Como hermanos e hijos
A ninguno de estos sacerdotes conciliares se les ocurría pedirte que les tratases como padres. Al contrario, nos veían como hermanos en la fe e hijos de Dios, como iguales. Podían ser nuestros amigos y siempre intentaban convivir con nosotros en plano de igualdad. De ahí viene mi aprensión a llamar padre a un consagrado. Va en contra de lo que me enseñaron y de la experiencia de fe que viví en aquellos años, que fueron los que la conformaron.
No obstante, estoy cambiando de opinión, llevado por la experiencia eclesial con la que me encuentro día a día. Hablar del consagrado como padre me remite a la actitud paternal y maternal que tenemos quienes convivimos con hijos salidos de nuestras entrañas.

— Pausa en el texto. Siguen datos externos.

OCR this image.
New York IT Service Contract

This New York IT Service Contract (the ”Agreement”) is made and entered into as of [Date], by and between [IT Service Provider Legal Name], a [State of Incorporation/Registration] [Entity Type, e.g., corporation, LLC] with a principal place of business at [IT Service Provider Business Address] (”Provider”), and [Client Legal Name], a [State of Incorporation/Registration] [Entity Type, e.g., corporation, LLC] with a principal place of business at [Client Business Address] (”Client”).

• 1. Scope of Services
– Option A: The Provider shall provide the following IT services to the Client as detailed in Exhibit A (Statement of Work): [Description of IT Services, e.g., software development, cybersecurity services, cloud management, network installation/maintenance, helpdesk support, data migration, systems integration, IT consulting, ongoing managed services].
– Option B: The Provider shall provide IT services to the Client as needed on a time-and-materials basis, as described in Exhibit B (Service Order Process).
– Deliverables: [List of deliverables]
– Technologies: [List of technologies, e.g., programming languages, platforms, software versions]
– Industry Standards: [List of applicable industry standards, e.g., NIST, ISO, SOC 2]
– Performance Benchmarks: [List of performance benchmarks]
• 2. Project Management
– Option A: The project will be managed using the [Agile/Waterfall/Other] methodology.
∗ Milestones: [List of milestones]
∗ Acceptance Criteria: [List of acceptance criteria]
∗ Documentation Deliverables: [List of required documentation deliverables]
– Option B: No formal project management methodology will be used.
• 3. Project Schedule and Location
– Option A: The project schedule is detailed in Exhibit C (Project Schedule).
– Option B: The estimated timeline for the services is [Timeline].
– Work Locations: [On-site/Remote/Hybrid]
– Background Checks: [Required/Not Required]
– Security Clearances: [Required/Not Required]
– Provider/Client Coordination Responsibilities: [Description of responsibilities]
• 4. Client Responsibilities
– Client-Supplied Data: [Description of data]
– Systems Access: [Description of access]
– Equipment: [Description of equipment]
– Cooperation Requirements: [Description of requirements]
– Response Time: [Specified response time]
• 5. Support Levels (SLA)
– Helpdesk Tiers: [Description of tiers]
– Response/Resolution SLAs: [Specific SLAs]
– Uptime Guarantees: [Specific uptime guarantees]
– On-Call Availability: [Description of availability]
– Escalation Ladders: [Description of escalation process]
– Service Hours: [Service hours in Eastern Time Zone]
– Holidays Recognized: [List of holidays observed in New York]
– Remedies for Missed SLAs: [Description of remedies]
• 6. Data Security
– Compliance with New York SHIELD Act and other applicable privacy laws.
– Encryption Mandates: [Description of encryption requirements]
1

Porque un padre o una madre intenta potenciar a sus hijos, dejarles que se equivoquen, orientarlos (en especial cuando son niños). Amarlos de corazón no es dirigir sus vidas, sino acogerlos; quererlos tal como son, sin necesidad de que tengan que hacer nada especial para recibir ese cariño, es aceptarlos tal como son.
Transparentan el amor
Y digo esto porque sueño con que aumente el número de consagrados que se comportan así, que transparentan ese amor de Dios que es tan generoso que no interviene en nuestras vida (aun a riesgo de que pequemos), que apoyan a sus feligreses dejándoles hacer, que no intentan separar el trigo de la cizaña, que confían más en Dios que en sus propios criterios o fuerzas.
Sin embargo, con más frecuencia de la deseada, me encuentro con consagrados y sacerdotes directivos. Se trata de religiosos que tienen su proyecto, que quieren llevarlo adelante y que, para ello, utilizan a las personas de su parroquia como instrumento para alcanzar sus propios fines.
Los laicos suponen para ellos trabajadores que deben seguir sus indicaciones para llegar a su meta. Por ello prefiero religiosos y presbíteros que se comporten como buenos padres, como nuestro padre del cielo. No creo que su labor sea la de trabajar como directivos. Estos ya los tenemos en las empresas y ellos no trabajan como nuestro Padre, que quiere a todos sin distinción, sino que crean sus propios equipos para lograr sus metas.